Any security work always involves a calculated risk. The risk here is that you will be forced to do a painful and error prone upgrade at the time of the vulnerability - under pressure. You haven't done that too often, thus the process is unlikely to go smooth. So there may be bitrot, lots of debt, and time pressure to put out a patch: perfect storm for a lot of things to go wrong even if you don't get exploited. It also throws a wrench into your current schedule. This should be part of the risk calculation.

As I web developer I see so many CVEs in mature stacks, and every so often they really do apply to our work. It is hard to avoid updating, unless you kind of pretend those vulnerabilities don't exist or apply (honestly, the vast majority of devs and small orgs do just that). Even monitoring and deciding what vulnerability applies is a recurrent 'waste' of time, sometimes you might as well just do regular updates instead.

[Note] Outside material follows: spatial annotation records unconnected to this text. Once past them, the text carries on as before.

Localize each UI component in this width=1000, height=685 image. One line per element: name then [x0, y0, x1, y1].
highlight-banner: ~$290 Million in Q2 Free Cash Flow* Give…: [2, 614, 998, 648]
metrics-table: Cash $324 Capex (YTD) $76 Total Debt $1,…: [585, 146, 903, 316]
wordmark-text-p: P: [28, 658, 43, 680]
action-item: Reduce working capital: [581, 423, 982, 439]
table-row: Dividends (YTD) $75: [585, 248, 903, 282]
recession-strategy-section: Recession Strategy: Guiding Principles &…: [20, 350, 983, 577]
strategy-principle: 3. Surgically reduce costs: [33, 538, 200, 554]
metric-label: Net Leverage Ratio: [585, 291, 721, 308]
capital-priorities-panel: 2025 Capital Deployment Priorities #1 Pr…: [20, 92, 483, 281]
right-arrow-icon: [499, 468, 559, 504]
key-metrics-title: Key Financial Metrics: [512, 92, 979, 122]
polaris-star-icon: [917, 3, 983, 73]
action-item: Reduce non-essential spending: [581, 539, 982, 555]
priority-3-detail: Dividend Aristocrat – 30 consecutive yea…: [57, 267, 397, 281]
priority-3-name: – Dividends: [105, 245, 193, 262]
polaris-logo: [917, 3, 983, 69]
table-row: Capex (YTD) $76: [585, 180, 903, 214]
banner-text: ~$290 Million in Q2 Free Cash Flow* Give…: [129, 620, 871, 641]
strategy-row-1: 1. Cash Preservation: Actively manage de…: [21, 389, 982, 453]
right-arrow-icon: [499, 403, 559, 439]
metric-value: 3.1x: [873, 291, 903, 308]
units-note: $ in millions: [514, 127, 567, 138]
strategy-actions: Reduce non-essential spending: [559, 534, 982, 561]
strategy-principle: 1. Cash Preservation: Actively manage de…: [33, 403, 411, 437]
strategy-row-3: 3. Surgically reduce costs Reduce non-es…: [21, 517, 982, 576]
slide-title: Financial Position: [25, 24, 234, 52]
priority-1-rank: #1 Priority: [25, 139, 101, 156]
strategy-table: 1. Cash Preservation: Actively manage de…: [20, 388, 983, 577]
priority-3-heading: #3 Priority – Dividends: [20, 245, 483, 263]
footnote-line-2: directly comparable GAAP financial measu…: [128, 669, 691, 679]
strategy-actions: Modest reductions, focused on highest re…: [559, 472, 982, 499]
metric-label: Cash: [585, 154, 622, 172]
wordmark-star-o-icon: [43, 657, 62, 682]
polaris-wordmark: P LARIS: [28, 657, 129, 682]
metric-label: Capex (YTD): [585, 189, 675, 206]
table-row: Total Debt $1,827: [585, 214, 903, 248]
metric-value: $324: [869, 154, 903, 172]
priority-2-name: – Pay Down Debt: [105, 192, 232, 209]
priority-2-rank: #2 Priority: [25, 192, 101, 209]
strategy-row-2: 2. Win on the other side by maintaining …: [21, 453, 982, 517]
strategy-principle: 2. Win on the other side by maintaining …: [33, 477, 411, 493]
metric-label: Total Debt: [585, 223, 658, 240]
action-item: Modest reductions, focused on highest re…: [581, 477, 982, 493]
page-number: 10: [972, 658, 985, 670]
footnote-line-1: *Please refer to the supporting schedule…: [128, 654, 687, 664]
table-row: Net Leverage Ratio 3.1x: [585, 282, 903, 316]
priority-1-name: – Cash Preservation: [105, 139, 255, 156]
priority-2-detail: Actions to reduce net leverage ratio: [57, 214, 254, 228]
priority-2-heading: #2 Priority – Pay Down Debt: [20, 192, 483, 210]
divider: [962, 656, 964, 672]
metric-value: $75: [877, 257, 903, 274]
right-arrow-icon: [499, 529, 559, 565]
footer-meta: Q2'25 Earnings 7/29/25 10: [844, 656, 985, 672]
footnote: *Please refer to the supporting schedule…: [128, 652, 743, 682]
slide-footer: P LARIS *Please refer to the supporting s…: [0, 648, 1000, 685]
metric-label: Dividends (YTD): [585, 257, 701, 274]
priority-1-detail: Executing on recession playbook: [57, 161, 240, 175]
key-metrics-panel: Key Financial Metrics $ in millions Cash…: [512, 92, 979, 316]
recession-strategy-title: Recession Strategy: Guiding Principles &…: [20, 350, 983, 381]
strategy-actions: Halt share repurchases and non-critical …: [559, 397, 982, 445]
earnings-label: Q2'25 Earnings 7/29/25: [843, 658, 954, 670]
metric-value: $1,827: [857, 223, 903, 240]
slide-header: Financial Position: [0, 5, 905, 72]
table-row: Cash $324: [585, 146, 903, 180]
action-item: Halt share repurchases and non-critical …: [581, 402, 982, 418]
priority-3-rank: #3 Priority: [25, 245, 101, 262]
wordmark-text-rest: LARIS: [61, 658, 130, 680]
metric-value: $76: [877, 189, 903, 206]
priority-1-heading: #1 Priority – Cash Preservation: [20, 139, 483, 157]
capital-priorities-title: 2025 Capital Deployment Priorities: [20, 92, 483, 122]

One issue I often see is that if you do your job well, any time sunk into security can by definition be seen as wasted. Until that rare moment comes when it is not so, and then it suddenly transforms from wasted time into a business critical or even business ending death crunch.

[lmm]

> My point is that, without an actual feature need or an actual vulnerability (none of these guaranteed to spring up in future), any time spent upgrading is potentially wasted. I know some projects are unlikely to last beyond a few years —- in those cases I think the risk is calculated enough to not matter too much.

You could make the same argument for any kind of code quality efforts. Frankly I think this site probably leans too far into a high-quality mindset, but apart from anything else good programmers won't want to work on a codebase that isn't seen as valuable and treated as such.